Niemal wszystko drożeje. Wzrastają podatki, dostajemy coraz wyższe rachunki np. za prąd, a paragony ze sklepów mogą nas przerazić. Jedynie podwyżki emerytur czy pensji mogą nas cieszyć, ale tylko chwilowo, bo wiemy, jak przecież działa gospodarka i iż to się odbije na cenach wszystkiego.
Niektóre rzeczy drożeją tak, iż trudno tego nie zauważyć, jak właśnie masło, które już jesienią w sklepach osiedlowych przekroczyło psychologiczną granicę 10 zł i pewnie za chwilę za tyle będzie też w dyskontach (bez promocji). Inne biorą nas z zaskoczenia.
Możliwe, iż nie wszyscy zdają sobie z tego sprawę, jak wzrosła cena soków pomarańczowych. Przez dekadę średnia cena litra utrzymywała się w okolicach 4 zł, ale w ostatnich latach zaczęła drastycznie rosnąć. Poniżej wykres na przykładzie soku Tymbarku ze strony www.dlahandlu.pl.
Cena litra soku pomarańczowego w Polsce przez dwa lata wzrosła z 5 do 7 zł. Dlaczego?

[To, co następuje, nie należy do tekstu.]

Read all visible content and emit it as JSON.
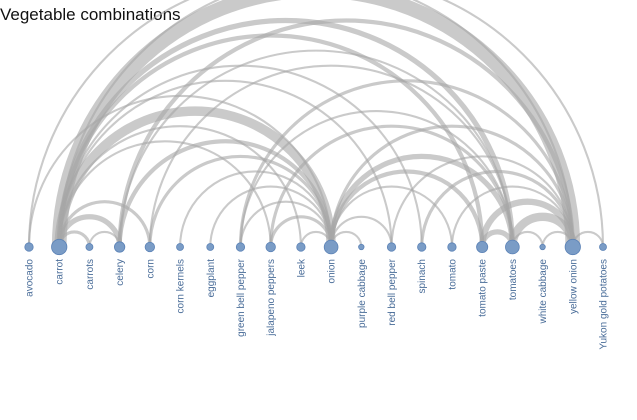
{
  "chart_data": {
    "type": "arc-diagram",
    "title": "Vegetable combinations",
    "nodes": [
      {
        "name": "avocado",
        "size": 2
      },
      {
        "name": "carrot",
        "size": 12
      },
      {
        "name": "carrots",
        "size": 1
      },
      {
        "name": "celery",
        "size": 4
      },
      {
        "name": "corn",
        "size": 3
      },
      {
        "name": "corn kernels",
        "size": 1
      },
      {
        "name": "eggplant",
        "size": 1
      },
      {
        "name": "green bell pepper",
        "size": 2
      },
      {
        "name": "jalapeno peppers",
        "size": 3
      },
      {
        "name": "leek",
        "size": 2
      },
      {
        "name": "onion",
        "size": 9
      },
      {
        "name": "purple cabbage",
        "size": 0.3
      },
      {
        "name": "red bell pepper",
        "size": 2
      },
      {
        "name": "spinach",
        "size": 2
      },
      {
        "name": "tomato",
        "size": 2
      },
      {
        "name": "tomato paste",
        "size": 5
      },
      {
        "name": "tomatoes",
        "size": 9
      },
      {
        "name": "white cabbage",
        "size": 0.3
      },
      {
        "name": "yellow onion",
        "size": 12
      },
      {
        "name": "Yukon gold potatoes",
        "size": 1
      }
    ],
    "links": [
      {
        "source": "carrot",
        "target": "yellow onion",
        "weight": 14
      },
      {
        "source": "carrot",
        "target": "onion",
        "weight": 9
      },
      {
        "source": "carrot",
        "target": "tomatoes",
        "weight": 5
      },
      {
        "source": "carrot",
        "target": "celery",
        "weight": 5
      },
      {
        "source": "carrot",
        "target": "carrots",
        "weight": 3
      },
      {
        "source": "carrot",
        "target": "tomato paste",
        "weight": 4
      },
      {
        "source": "carrot",
        "target": "corn",
        "weight": 3
      },
      {
        "source": "carrot",
        "target": "spinach",
        "weight": 2
      },
      {
        "source": "carrot",
        "target": "leek",
        "weight": 2
      },
      {
        "source": "carrot",
        "target": "red bell pepper",
        "weight": 2
      },
      {
        "source": "carrot",
        "target": "jalapeno peppers",
        "weight": 2
      },
      {
        "source": "carrot",
        "target": "Yukon gold potatoes",
        "weight": 2
      },
      {
        "source": "avocado",
        "target": "yellow onion",
        "weight": 2
      },
      {
        "source": "avocado",
        "target": "onion",
        "weight": 2
      },
      {
        "source": "carrots",
        "target": "celery",
        "weight": 2
      },
      {
        "source": "celery",
        "target": "onion",
        "weight": 4
      },
      {
        "source": "celery",
        "target": "yellow onion",
        "weight": 4
      },
      {
        "source": "celery",
        "target": "tomatoes",
        "weight": 2
      },
      {
        "source": "corn",
        "target": "onion",
        "weight": 3
      },
      {
        "source": "corn",
        "target": "tomatoes",
        "weight": 2
      },
      {
        "source": "corn kernels",
        "target": "onion",
        "weight": 2
      },
      {
        "source": "eggplant",
        "target": "onion",
        "weight": 2
      },
      {
        "source": "green bell pepper",
        "target": "yellow onion",
        "weight": 3
      },
      {
        "source": "green bell pepper",
        "target": "onion",
        "weight": 2
      },
      {
        "source": "green bell pepper",
        "target": "tomatoes",
        "weight": 2
      },
      {
        "source": "jalapeno peppers",
        "target": "onion",
        "weight": 3
      },
      {
        "source": "jalapeno peppers",
        "target": "tomatoes",
        "weight": 3
      },
      {
        "source": "leek",
        "target": "onion",
        "weight": 2
      },
      {
        "source": "onion",
        "target": "tomatoes",
        "weight": 5
      },
      {
        "source": "onion",
        "target": "tomato paste",
        "weight": 4
      },
      {
        "source": "onion",
        "target": "yellow onion",
        "weight": 3
      },
      {
        "source": "onion",
        "target": "tomato",
        "weight": 2
      },
      {
        "source": "onion",
        "target": "red bell pepper",
        "weight": 2
      },
      {
        "source": "onion",
        "target": "purple cabbage",
        "weight": 2
      },
      {
        "source": "red bell pepper",
        "target": "yellow onion",
        "weight": 2
      },
      {
        "source": "spinach",
        "target": "yellow onion",
        "weight": 3
      },
      {
        "source": "tomato",
        "target": "yellow onion",
        "weight": 2
      },
      {
        "source": "tomato paste",
        "target": "tomatoes",
        "weight": 5
      },
      {
        "source": "tomato paste",
        "target": "yellow onion",
        "weight": 6
      },
      {
        "source": "tomatoes",
        "target": "yellow onion",
        "weight": 8
      },
      {
        "source": "tomatoes",
        "target": "white cabbage",
        "weight": 2
      },
      {
        "source": "white cabbage",
        "target": "yellow onion",
        "weight": 2
      },
      {
        "source": "yellow onion",
        "target": "Yukon gold potatoes",
        "weight": 2
      }
    ],
    "colors": {
      "node_fill": "#7a9cc6",
      "node_stroke": "#5b82b6",
      "link": "#a6a6a6",
      "label": "#4a6d99"
    }
  }
}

Gołym okiem widać, iż jego cena w niektórych sklepach w 2022 roku przekroczyła 6 zł (średnia ok. 5 zł), ale już w 2024 roku wzrosła do choćby 9 zł (średnia ok. 7 zł). Nie można jednak zrzucić całej winy polityków i ich decyzje, bo taki problem występuje na całym świecie. Ba! Globalnie te wzrosty nie są dwukrotne, ale trzykrotne. Można się więc spodziewać, iż niedługo cena litra soku pomarańczowego w Polsce będzie dwucyfrowa.
"Dynamiczny wzrost cen soku pomarańczowego rozpoczął się w zeszłym roku i trwa do dnia dzisiejszego. Na początku września cena soku osiągnęła rekordowy poziom, przekraczając 5,3 dolara za funt (0,45 kg), co oznacza 300 proc. wzrostu na przestrzeni dwóch lat. Po krótkim spadku w zeszłym tygodniu ponownie wzrosła powyżej 5 dolarów za funt. W ostatnich 12 miesiącach cena opcji na sok pomarańczowy wzrosła o blisko 28 proc." – informowała pod koniec października firma brokerska eToro.
Główny powód wzrostu tych cen jest (nie)oczywisty: zmiany klimatyczne (na ich ograniczenie akurat politycy mogliby mieć wpływ), które powodują mniejsze plony. W Brazylii, która odpowiada za 70 proc. produkcji pomarańczy na świecie, susze i choroby zazielenienia cytrusów (citrus greening) doprowadziły do kiepskich zbiorów.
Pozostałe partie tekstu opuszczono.